Author: Edith Wharton, 1920.
Genre: Classic. Historical Fiction.
Other Details: Norton Critical Edition, edited by Candace Waid, 524 pages.
This Pulitzer Prize winning novel looks back to the post-Civil War period in old New York and chronicles the lives and loves of a group of highly privileged, inter-related families. The main character is Newland Archer, who has just become engaged to the innocent, conservative May Welland. Despite this he finds himself falling in love with her Europeanized cousin, the Countess Ellen Olenska, who has returned to New York after the failure of her marriage. Newland is torn between following his impulse to be with Ellen or to do what everyone expects him to do, which is to settle down with May.
This was a beautifully executed novel with a subtle streak of social comedy. It wasn't a huge surprise to discover that Cecily Von Ziegesar had modelled her Gossip Girl series upon The Age of Innocence. I chose the Norton Critical Edition so that I could read additional material on its author, her influences and the context as well as various critical essays. I particularly enjoyed the piece on the two film adaptations of the novel. However, I only dipped into these after completing the novel rather than reading each and every page.
Author: Kenneth Grahame, 1908.
Genre: Classic Children's Literature.
Other Details: Paperback. 304 pages. 1995 edition with introduction by William Horwood, illustrations by Patrick Benson.
A welcome re-read of a classic children's book that I first read when very young. It is the story of Ratty, Mole, Badger and of course the irrepressible Toad of Toad Hall. It is a gentle, pastoral story with some very memorable episodes such as Toad's obsession with automobiles and the liberation of Toad Hall when it is taken over by a group of weasels from the Wild Wood. Then there is Chapter 7, which never fails to move me, when Ratty and Mole go in search of a missing baby otter and encounter Pan, the Piper at the Gates of Dawn.
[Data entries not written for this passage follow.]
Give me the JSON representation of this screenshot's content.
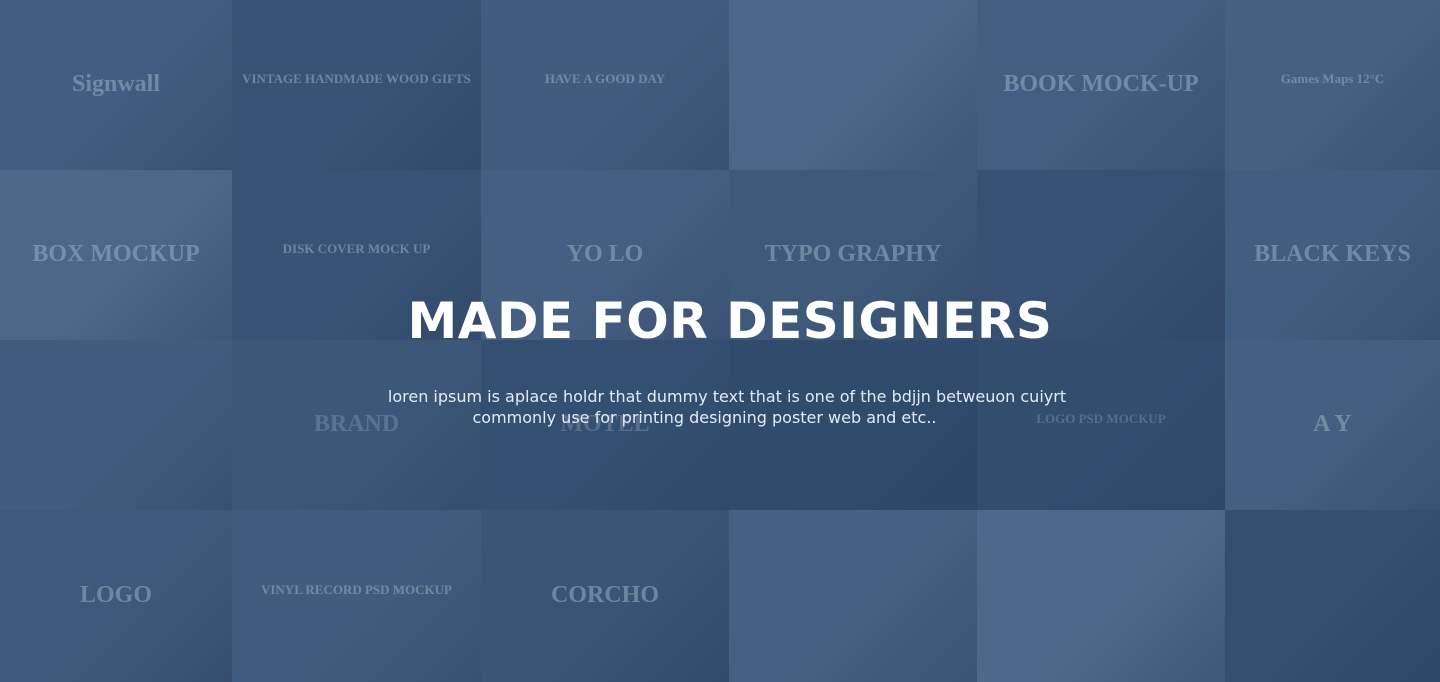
{
  "hero": {
    "title": "MADE FOR DESIGNERS",
    "subtitle_line1": "loren ipsum is aplace holdr that dummy text that is  one of the bdjjn betweuon cuiyrt",
    "subtitle_line2": "commonly use for printing designing poster web and etc.."
  },
  "mockups": [
    {
      "name": "signwall-mockup",
      "color": "#4b6689",
      "label": "Signwall"
    },
    {
      "name": "vintage-handmade-mockup",
      "color": "#3c5779",
      "label": "VINTAGE HANDMADE WOOD GIFTS"
    },
    {
      "name": "tablet-mockup",
      "color": "#4a6588",
      "label": "HAVE A GOOD DAY"
    },
    {
      "name": "stationery-mockup",
      "color": "#5a7495",
      "label": ""
    },
    {
      "name": "book-mockup",
      "color": "#4d6789",
      "label": "BOOK MOCK-UP"
    },
    {
      "name": "phone-app-mockup",
      "color": "#506a8b",
      "label": "Games  Maps  12°C"
    },
    {
      "name": "box-mockup",
      "color": "#5b7596",
      "label": "BOX MOCKUP"
    },
    {
      "name": "disk-cover-mockup",
      "color": "#3d5779",
      "label": "DISK COVER MOCK UP"
    },
    {
      "name": "bag-tag-mockup",
      "color": "#4f698b",
      "label": "YO LO"
    },
    {
      "name": "typography-mockup",
      "color": "#45607f",
      "label": "TYPO GRAPHY"
    },
    {
      "name": "waterfall-photo",
      "color": "#3a5273",
      "label": ""
    },
    {
      "name": "black-keys-book-mockup",
      "color": "#4c6688",
      "label": "BLACK KEYS"
    },
    {
      "name": "branding-mockup",
      "color": "#4a6587",
      "label": ""
    },
    {
      "name": "brand-device-mockup",
      "color": "#526c8d",
      "label": "BRAND"
    },
    {
      "name": "motel-sign-mockup",
      "color": "#3f5a7c",
      "label": "MOTEL"
    },
    {
      "name": "clipboard-mockup",
      "color": "#36506f",
      "label": ""
    },
    {
      "name": "embroidered-logo-mockup",
      "color": "#3b5576",
      "label": "LOGO PSD MOCKUP"
    },
    {
      "name": "badge-logo-mockup",
      "color": "#4f698a",
      "label": "A Y"
    },
    {
      "name": "business-cards-mockup",
      "color": "#465f80",
      "label": "LOGO"
    },
    {
      "name": "vinyl-record-mockup",
      "color": "#4b6587",
      "label": "VINYL RECORD PSD MOCKUP"
    },
    {
      "name": "corcho-cards-mockup",
      "color": "#3e5879",
      "label": "CORCHO"
    },
    {
      "name": "monitor-mockup",
      "color": "#516b8c",
      "label": ""
    },
    {
      "name": "letterhead-mockup",
      "color": "#5d7798",
      "label": ""
    },
    {
      "name": "portrait-photo",
      "color": "#36506f",
      "label": ""
    }
  ]
}
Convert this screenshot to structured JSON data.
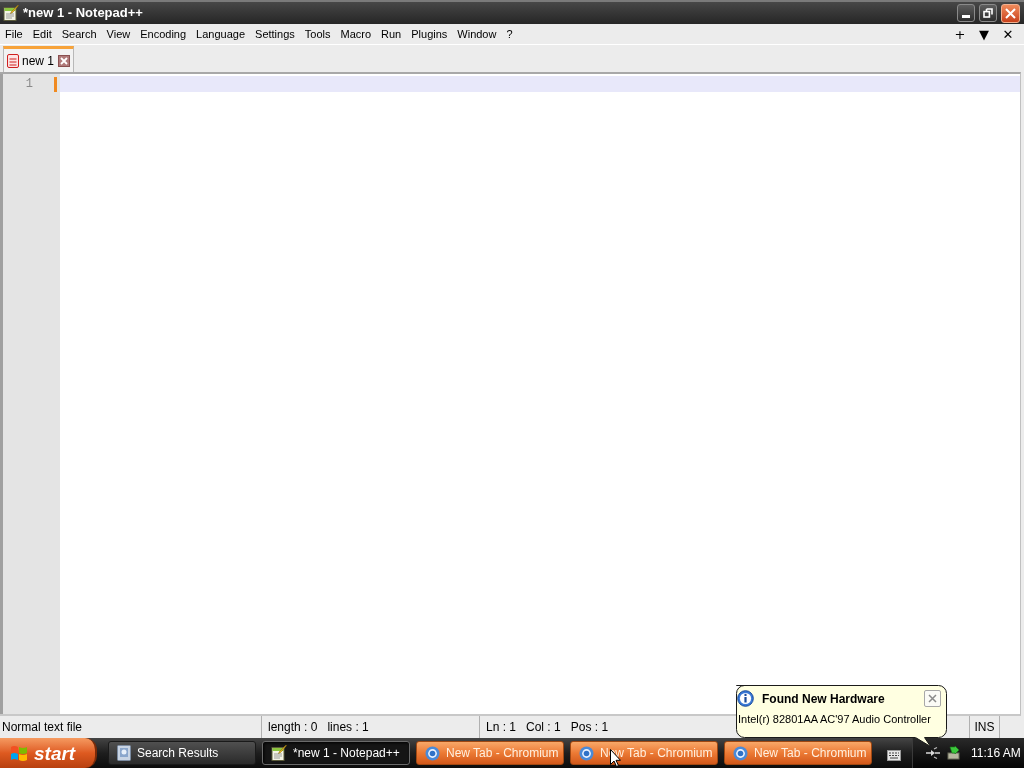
{
  "window": {
    "title": "*new 1 - Notepad++"
  },
  "menu_bar": {
    "items": [
      "File",
      "Edit",
      "Search",
      "View",
      "Encoding",
      "Language",
      "Settings",
      "Tools",
      "Macro",
      "Run",
      "Plugins",
      "Window",
      "?"
    ],
    "right_buttons": [
      "+",
      "▼",
      "✕"
    ]
  },
  "tabs": [
    {
      "label": "new 1",
      "selected": true,
      "modified": true
    }
  ],
  "editor": {
    "line_numbers": [
      "1"
    ]
  },
  "status_bar": {
    "document_type": "Normal text file",
    "length": "length : 0",
    "lines": "lines : 1",
    "line": "Ln : 1",
    "column": "Col : 1",
    "position": "Pos : 1",
    "typing_mode": "INS"
  },
  "taskbar": {
    "start_label": "start",
    "buttons": [
      {
        "label": "Search Results",
        "kind": "search",
        "selected": false,
        "flashing": false
      },
      {
        "label": "*new 1 - Notepad++",
        "kind": "notepad",
        "selected": true,
        "flashing": false
      },
      {
        "label": "New Tab - Chromium",
        "kind": "chromium",
        "selected": false,
        "flashing": true
      },
      {
        "label": "New Tab - Chromium",
        "kind": "chromium",
        "selected": false,
        "flashing": true
      },
      {
        "label": "New Tab - Chromium",
        "kind": "chromium",
        "selected": false,
        "flashing": true
      }
    ],
    "clock": "11:16 AM"
  },
  "notification": {
    "title": "Found New Hardware",
    "message": "Intel(r) 82801AA AC'97 Audio Controller"
  }
}
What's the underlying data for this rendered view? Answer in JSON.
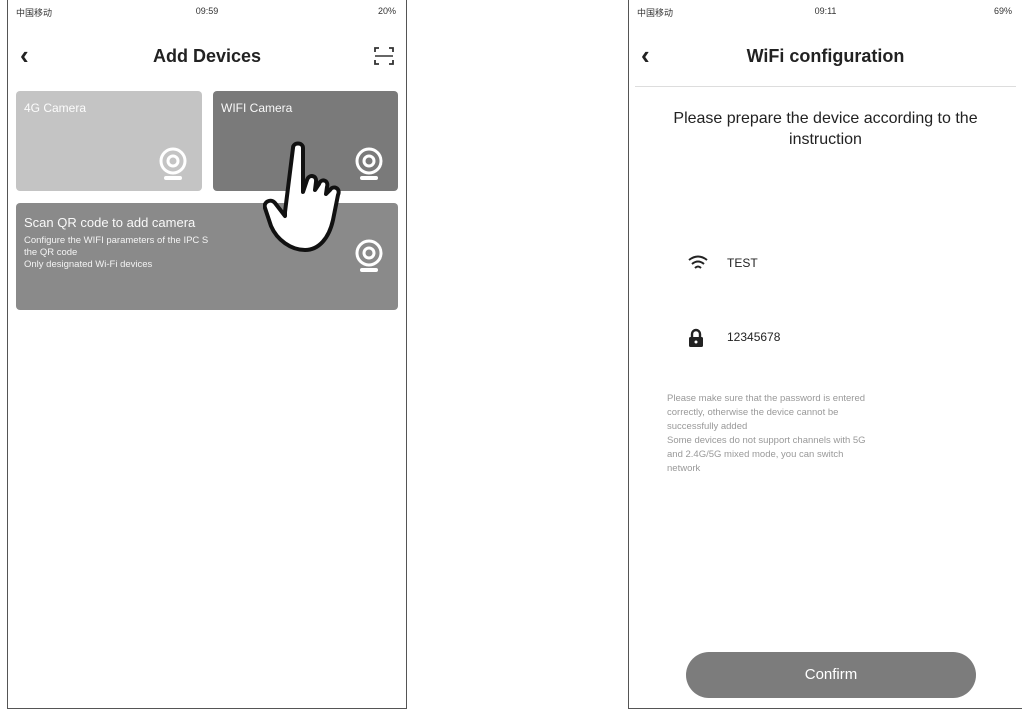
{
  "left_screen": {
    "status": {
      "carrier": "中国移动",
      "time": "09:59",
      "battery": "20%"
    },
    "header": {
      "title": "Add Devices",
      "back_icon": "chevron-left-icon",
      "scan_icon": "scan-icon"
    },
    "cards": {
      "4g_camera": {
        "label": "4G Camera"
      },
      "wifi_camera": {
        "label": "WIFI Camera"
      },
      "scan_qr": {
        "title": "Scan QR code to add camera",
        "line1": "Configure the WIFI parameters of the IPC S",
        "line2": "the QR code",
        "line3": "Only designated Wi-Fi devices"
      }
    }
  },
  "right_screen": {
    "status": {
      "carrier": "中国移动",
      "time": "09:11",
      "battery": "69%"
    },
    "header": {
      "title": "WiFi configuration",
      "back_icon": "chevron-left-icon"
    },
    "prompt": {
      "line1": "Please prepare the device according to the",
      "line2": "instruction"
    },
    "wifi": {
      "ssid": "TEST",
      "icon": "wifi-icon"
    },
    "password": {
      "value": "12345678",
      "icon": "lock-icon"
    },
    "note": {
      "line1": "Please make sure that the password is entered",
      "line2": "correctly, otherwise the device cannot be",
      "line3": "successfully added",
      "line4": "Some devices do not support channels with 5G",
      "line5": "and 2.4G/5G mixed mode, you can switch",
      "line6": "network"
    },
    "confirm_label": "Confirm"
  },
  "colors": {
    "card_light": "#c4c4c4",
    "card_dark": "#7a7a7a",
    "card_scan": "#8a8a8a",
    "button": "#7c7c7c"
  }
}
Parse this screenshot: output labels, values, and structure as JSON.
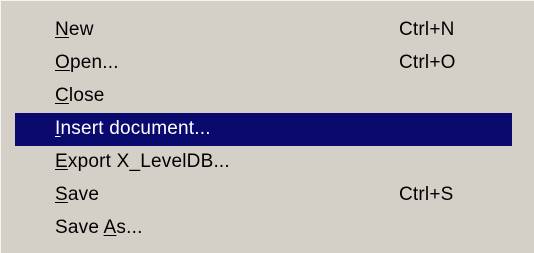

My edition included an introduction by William Horwood, who has written a number of books about anthropomorphic animals and four sequels to The Wind in the Willows. It was beautifully illustrated by Patrick Benson and also included a sample chapter of Horwood's The Willows in Winter. We all agreed it had a timeless quality.
Author: Michael Frayn, 2002
Genre: Period Fiction. Coming of Age.
Other Details: Paperback. 272 pages
This short novel set during WWII won the 2002 Whitbread Award and is currently a text studied at A-Level for English Literature in the UK.
In his old age Stephen Wheatley returns to his childhood home. He is unsure of what he is seeking but as he walks the once familiar streets the story begins to unfold. One day while they are playing his friend Keith announces out of the blue that his mother is a German spy. The boys begin to spy upon her; following her as she goes about her daily errands. Keith's mother does have secrets but they are very different to what the boys suspect. Still their seemingly innocent activities do have serious consequences, which are slowly revealed by the narrator.
This book didn't quite work for me even though it certainly is a powerful evocation of childhood and tapped into my own memories of games played with my brother and friends that sought to penetrate the mysteries of the adult world. I feel part of the problem was its rather muddled final chapter, which introduced a new element to the story that almost felt tacked onto the end.